Today, he is present with his wife, his grown children, and especially his 4yearold daughter, holding close the moments that once felt uncertain. He doesn’t take a sunrise, or a hug from a firefighter he runs into, for granted.  

 

“When I wake up every day, it’s a gift.” 

Forrest’s Message to His Rescuers and to Every Department 

 

Forrest carries two messages from his experience, and both come from a place of profound gratitude and clarity. 

 

To the responders who worked his scene, his words are simple and deeply felt: 

 

“Thank you for not giving up on me.” 

 

He knows the physical and emotional weight of what those crews took on that day; the relentless effort, the coordination, the endurance, and the resolve it required. He understands that the outcome he lives with today was possible only because a group of rescuers refused to quit, even when the situation looked impossible. 

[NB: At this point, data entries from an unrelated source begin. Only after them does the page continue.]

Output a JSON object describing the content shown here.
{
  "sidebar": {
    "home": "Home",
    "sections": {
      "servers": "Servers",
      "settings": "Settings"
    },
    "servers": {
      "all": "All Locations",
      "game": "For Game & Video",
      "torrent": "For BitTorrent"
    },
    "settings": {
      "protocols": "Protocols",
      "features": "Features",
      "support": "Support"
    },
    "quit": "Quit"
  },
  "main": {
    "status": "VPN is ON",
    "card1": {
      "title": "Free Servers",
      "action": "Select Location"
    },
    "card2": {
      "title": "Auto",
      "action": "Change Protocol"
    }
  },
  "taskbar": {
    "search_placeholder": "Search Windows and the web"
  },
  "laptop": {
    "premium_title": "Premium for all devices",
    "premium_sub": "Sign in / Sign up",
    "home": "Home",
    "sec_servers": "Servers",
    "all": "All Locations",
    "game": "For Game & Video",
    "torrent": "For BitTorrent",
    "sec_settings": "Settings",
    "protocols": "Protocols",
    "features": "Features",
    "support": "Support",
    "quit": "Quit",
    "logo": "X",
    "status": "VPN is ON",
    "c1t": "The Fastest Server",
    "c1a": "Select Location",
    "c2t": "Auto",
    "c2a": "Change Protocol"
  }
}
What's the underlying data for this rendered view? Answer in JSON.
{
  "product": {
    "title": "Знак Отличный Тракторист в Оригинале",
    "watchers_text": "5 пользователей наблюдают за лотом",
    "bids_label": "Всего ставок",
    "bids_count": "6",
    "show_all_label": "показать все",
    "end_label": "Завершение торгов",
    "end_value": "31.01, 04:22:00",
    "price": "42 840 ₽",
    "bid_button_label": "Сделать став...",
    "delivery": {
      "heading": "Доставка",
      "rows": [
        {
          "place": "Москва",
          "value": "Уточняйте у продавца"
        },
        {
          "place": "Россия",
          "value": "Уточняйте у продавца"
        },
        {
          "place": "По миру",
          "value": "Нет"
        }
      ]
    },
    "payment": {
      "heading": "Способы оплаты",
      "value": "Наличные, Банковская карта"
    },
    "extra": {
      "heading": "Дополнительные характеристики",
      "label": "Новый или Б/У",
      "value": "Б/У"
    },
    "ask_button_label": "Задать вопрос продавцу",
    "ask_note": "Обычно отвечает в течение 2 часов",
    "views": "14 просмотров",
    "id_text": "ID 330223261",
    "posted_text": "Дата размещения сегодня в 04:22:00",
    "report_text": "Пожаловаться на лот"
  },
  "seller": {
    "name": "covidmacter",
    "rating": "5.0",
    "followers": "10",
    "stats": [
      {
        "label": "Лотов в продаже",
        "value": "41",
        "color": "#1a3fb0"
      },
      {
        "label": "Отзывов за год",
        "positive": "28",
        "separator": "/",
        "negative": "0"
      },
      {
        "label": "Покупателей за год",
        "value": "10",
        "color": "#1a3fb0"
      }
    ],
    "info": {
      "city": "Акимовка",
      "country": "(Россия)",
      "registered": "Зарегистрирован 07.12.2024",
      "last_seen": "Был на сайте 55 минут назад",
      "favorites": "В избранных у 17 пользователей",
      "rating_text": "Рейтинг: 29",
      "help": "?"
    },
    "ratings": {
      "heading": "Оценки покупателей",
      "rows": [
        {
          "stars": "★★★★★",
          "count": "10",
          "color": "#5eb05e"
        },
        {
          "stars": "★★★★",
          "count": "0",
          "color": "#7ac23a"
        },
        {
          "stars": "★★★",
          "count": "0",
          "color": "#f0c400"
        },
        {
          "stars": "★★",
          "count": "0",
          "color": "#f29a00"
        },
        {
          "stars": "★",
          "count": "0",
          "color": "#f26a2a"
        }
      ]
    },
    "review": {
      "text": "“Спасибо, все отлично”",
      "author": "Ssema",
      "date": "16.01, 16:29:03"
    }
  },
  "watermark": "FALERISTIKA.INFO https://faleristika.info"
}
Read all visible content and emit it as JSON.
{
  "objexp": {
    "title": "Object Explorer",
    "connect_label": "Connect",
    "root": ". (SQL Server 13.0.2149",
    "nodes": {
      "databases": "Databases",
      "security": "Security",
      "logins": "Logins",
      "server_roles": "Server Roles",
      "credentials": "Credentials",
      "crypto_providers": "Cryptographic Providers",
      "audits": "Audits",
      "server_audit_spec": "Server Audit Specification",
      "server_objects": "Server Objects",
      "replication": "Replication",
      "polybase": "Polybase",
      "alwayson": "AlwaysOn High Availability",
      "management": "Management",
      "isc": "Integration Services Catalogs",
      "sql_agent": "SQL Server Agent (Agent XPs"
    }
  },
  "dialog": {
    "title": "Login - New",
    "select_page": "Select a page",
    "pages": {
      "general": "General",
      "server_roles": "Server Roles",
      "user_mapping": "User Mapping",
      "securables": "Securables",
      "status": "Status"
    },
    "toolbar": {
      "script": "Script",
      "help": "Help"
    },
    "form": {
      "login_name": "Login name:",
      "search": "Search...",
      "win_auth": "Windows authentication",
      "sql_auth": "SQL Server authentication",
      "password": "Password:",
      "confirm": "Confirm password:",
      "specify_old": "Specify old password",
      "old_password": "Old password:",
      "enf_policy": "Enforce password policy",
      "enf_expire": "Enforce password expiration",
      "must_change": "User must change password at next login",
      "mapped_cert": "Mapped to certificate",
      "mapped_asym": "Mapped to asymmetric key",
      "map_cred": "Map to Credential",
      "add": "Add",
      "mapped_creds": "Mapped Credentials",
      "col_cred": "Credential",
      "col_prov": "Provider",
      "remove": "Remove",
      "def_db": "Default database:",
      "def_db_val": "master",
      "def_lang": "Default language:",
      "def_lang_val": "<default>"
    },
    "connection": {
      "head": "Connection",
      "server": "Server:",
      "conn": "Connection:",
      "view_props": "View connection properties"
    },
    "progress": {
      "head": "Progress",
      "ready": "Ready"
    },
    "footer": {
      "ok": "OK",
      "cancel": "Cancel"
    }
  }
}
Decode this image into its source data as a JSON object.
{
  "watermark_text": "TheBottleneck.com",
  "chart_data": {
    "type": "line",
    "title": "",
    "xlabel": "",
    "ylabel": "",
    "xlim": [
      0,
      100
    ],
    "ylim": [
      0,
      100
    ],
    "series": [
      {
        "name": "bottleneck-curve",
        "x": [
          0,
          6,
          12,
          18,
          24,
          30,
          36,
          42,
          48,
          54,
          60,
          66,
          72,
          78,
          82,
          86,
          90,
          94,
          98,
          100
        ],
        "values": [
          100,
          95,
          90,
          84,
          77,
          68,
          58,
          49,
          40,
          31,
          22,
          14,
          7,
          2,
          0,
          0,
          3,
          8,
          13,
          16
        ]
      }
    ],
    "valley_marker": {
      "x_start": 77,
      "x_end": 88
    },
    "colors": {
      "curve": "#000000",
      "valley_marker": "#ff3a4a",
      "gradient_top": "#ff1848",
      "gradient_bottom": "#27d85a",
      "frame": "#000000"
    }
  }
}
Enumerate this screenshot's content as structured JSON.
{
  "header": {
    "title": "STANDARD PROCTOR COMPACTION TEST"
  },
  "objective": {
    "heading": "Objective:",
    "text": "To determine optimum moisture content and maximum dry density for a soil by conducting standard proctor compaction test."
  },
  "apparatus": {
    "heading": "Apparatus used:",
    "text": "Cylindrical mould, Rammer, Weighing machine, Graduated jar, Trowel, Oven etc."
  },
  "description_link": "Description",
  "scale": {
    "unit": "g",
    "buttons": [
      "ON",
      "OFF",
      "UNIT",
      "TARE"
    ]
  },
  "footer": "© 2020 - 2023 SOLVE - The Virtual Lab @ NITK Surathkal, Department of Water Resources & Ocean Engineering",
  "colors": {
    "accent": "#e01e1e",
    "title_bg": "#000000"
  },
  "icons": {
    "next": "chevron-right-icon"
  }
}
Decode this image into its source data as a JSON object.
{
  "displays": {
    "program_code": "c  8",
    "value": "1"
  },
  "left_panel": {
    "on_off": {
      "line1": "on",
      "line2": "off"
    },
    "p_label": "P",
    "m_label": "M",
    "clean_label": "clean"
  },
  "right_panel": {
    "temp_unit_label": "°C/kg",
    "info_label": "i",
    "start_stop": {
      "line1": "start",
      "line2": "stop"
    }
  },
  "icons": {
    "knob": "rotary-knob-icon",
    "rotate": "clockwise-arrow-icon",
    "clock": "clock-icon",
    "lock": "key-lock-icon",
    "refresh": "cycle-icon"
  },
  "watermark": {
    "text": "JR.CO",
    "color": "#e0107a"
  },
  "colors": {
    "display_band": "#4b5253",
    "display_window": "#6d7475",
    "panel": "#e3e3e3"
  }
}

His second message is for department leaders: 

 

“There’s no way they would have gotten me out without that tool… If it saves one or two lives, it’s worth it.” 

 

Forrest isn’t looking for recognition. What he wants is impact. He wants more departments to have access to the same battery‑powered extrication tools that made his rescue possible. Tools that let crews work faster, move farther from the truck, and operate freely; without hoses, power units, or terrain slowing them down. He’s seen firsthand what a difference the right equipment can make. 

Why It Matters: Giving Crews What They Need 

 

Seconds, access, and endurance determine how quickly responders can reach and free a trapped patient. Modern battery-powered tools put those advantages directly in rescuers’ hands. 

  • Speed & Mobility – With no power units or hydraulic lines, crews can move tools wherever the scene demands; down embankments, around guardrails, through cluttered or unstable environments.
  • Access in Tight Spaces – When vehicles shift or angles change, battery-powered tools allow quick repositioning without disconnecting or dragging equipment.
  • Power on Demand – Today’s eDRAULIC™ spreaders and cutters provide the force needed to move metal and relieve pressure when every second counts. 

For many departments, one purchasing decision could change the outcome of their next major extrication.